Los Miserables

Autor: Víctor Hugo

Primera Parte: Fantine

Libro quinto

Hacia abajo

Cap VIII : La señora Victurnien se gasta treinta y cinco francos en aras de las buenas costumbres.

Cuando Fantine vio que podía vivir, tuvo un arrebato de alegría. ¡Vivir honradamente del trabajo, qué merced del cielo! Recobró en serio el gusto por el trabajo. Se compró un espejo, se alegró de ver en él su juventud, su bonito pelo y sus bonitos dientes, se le olvidaron muchas cosas, no pensó ya sino en su Cosette y en el porvenir posible y fue casi feliz. Alquiló una habitacioncita y la amuebló a crédito a cuenta del trabajo futuro, un resto de sus hábitos de desorden.

Como no podía decir que estaba casada, tuvo buen cuidado, como hemos insinuado ya, de no mencionar a su niña.

En esos comienzos, ya lo hemos visto, pagaba con regularidad a los Thénardier. Como no sabía más que firmar, no le quedaba más remedio que recurrir al escribano para escribirles.

Escribía con frecuencia. Y llamó la atención.
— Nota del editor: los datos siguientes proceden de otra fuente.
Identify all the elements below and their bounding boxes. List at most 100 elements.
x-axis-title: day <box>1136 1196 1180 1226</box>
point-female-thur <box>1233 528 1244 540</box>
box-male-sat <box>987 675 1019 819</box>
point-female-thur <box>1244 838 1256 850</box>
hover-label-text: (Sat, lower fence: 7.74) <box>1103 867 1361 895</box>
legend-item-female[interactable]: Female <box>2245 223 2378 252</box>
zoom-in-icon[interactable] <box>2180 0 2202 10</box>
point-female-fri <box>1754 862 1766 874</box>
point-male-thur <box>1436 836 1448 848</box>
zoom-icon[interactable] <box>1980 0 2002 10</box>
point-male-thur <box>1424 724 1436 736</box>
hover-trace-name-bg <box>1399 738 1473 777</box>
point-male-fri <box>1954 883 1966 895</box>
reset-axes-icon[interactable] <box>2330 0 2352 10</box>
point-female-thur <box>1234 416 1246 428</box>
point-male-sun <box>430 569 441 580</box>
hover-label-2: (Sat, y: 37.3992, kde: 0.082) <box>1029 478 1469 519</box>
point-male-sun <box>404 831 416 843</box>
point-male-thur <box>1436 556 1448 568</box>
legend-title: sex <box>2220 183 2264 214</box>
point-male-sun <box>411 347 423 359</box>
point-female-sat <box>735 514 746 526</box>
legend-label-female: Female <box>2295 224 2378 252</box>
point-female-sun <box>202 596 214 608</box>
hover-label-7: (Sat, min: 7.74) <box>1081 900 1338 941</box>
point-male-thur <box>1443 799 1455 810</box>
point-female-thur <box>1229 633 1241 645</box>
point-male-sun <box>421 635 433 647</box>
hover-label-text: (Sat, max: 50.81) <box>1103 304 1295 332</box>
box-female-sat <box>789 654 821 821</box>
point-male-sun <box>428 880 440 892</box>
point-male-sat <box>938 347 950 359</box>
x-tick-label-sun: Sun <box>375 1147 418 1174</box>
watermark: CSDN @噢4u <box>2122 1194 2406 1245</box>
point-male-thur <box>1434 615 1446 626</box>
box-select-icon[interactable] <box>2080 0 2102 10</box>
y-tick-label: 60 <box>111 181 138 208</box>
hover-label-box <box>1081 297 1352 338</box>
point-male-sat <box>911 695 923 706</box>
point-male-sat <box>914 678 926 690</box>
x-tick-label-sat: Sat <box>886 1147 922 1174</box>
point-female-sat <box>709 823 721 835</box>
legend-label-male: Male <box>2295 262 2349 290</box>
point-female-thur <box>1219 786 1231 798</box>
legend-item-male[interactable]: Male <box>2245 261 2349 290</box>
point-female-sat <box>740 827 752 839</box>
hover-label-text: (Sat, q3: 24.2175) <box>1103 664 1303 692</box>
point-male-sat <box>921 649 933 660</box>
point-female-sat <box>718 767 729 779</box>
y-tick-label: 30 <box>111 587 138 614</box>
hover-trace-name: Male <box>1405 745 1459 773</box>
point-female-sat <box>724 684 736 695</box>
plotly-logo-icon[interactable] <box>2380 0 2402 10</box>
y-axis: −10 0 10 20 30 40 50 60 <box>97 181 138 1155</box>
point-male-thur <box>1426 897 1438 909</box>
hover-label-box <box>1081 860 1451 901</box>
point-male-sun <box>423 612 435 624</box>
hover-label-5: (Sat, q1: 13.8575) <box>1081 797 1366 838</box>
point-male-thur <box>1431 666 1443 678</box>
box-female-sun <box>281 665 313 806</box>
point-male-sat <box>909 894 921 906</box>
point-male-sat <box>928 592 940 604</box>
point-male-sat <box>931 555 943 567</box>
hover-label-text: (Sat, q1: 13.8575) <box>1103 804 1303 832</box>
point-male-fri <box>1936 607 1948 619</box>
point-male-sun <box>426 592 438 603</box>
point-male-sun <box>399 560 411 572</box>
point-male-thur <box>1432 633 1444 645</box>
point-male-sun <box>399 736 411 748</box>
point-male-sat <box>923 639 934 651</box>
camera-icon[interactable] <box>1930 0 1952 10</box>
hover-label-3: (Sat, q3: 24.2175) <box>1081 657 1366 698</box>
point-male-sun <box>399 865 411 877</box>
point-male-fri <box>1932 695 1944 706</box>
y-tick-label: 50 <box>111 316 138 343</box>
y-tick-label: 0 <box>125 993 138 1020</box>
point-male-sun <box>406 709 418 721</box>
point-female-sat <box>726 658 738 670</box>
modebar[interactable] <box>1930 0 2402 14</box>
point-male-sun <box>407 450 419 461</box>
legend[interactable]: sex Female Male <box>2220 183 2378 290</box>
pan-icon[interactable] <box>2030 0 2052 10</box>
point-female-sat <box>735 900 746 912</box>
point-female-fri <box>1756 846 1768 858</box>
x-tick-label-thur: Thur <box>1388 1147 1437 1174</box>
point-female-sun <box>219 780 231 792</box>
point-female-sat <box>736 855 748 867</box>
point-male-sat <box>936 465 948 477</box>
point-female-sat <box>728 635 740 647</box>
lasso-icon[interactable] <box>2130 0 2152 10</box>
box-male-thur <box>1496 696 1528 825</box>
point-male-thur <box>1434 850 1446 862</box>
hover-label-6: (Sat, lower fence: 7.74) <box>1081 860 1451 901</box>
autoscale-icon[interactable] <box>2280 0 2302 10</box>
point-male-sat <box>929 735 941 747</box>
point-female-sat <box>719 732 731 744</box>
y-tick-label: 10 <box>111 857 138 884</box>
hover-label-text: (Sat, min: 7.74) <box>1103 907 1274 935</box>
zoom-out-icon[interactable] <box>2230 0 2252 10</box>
Empezaron a decir por lo bajo en el taller de mujeres que Fantine «escribía cartas» y que «hacía cosas raras».

No hay nadie que más espíe lo que hace la gente que aquellos a quienes ni les va ni les viene. «¿Por qué no vuelve nunca ese señor hasta que ya es casi de noche? ¿Por qué Fulanito de Tal no deja nunca la llave colgada del clavo los jueves? ¿Por qué va siempre por las calles estrechas? ¿Por qué esa señora se baja siempre del coche de punto antes de llegar a su puerta? ¿Por qué manda a comprar un bloc de papel de cartas si “tiene hojas a porrillo en la caja de papel de cartas”?», etc., etc. Hay personas que, para enterarse de la clave de esos enigmas, que, por lo demás, no van con ellos en absoluto, gastan más dinero, le echan más tiempo y se toman más trabajo de los que necesitarían para llevar a cabo diez buenas obras; y todo ello gratuitamente, por gusto, sin que nada los compense de esa curiosidad sino la curiosidad misma. Se pasarán días enteros siguiendo a éste o a aquélla, se quedarán horas de plantón en las esquinas, debajo de portones de verjas, de noche, con frío y con lluvia, corromperán a recaderos, emborracharán a cocheros de punto y a lacayos, pagarán a una doncella, comprarán a un portero. ¿Para qué? Para nada. Pura cabezonería de ver, de saber, de enterarse. Pura comezón por contarlo. Y, con frecuencia, cuando se saben esos secretos, cuando se publican esos misterios, cuando salen a la luz del día esos enigmas, suceden catástrofes, duelos, quiebras; hay familias que se arruinan, existencias destrozadas para mayor regocijo de quienes «lo han descubierto todo» sin interés alguno y sólo por puro instinto. ¡Qué cosa más triste!

Algunas personas son malas sólo por necesidad de hablar. Su conversación, charla de salón, cotorreo de antecámara, es como esas chimeneas que queman deprisa la leña; necesitan mucho combustible; y el combustible es el prójimo.

Así que hubo quien observó a Fantine.

De propina, más de una le tenía envidia por aquel pelo rubio y aquellos dientes blancos.

Se percataron de que en el taller, mezclada con las otras, volvía la cara con frecuencia para secarse una lágrima. Le sucedía cuando se acordaba de su niña; quizá también del hombre al que había querido.

Cortar con las sombrías ataduras del pasado era una tarea dolorosa.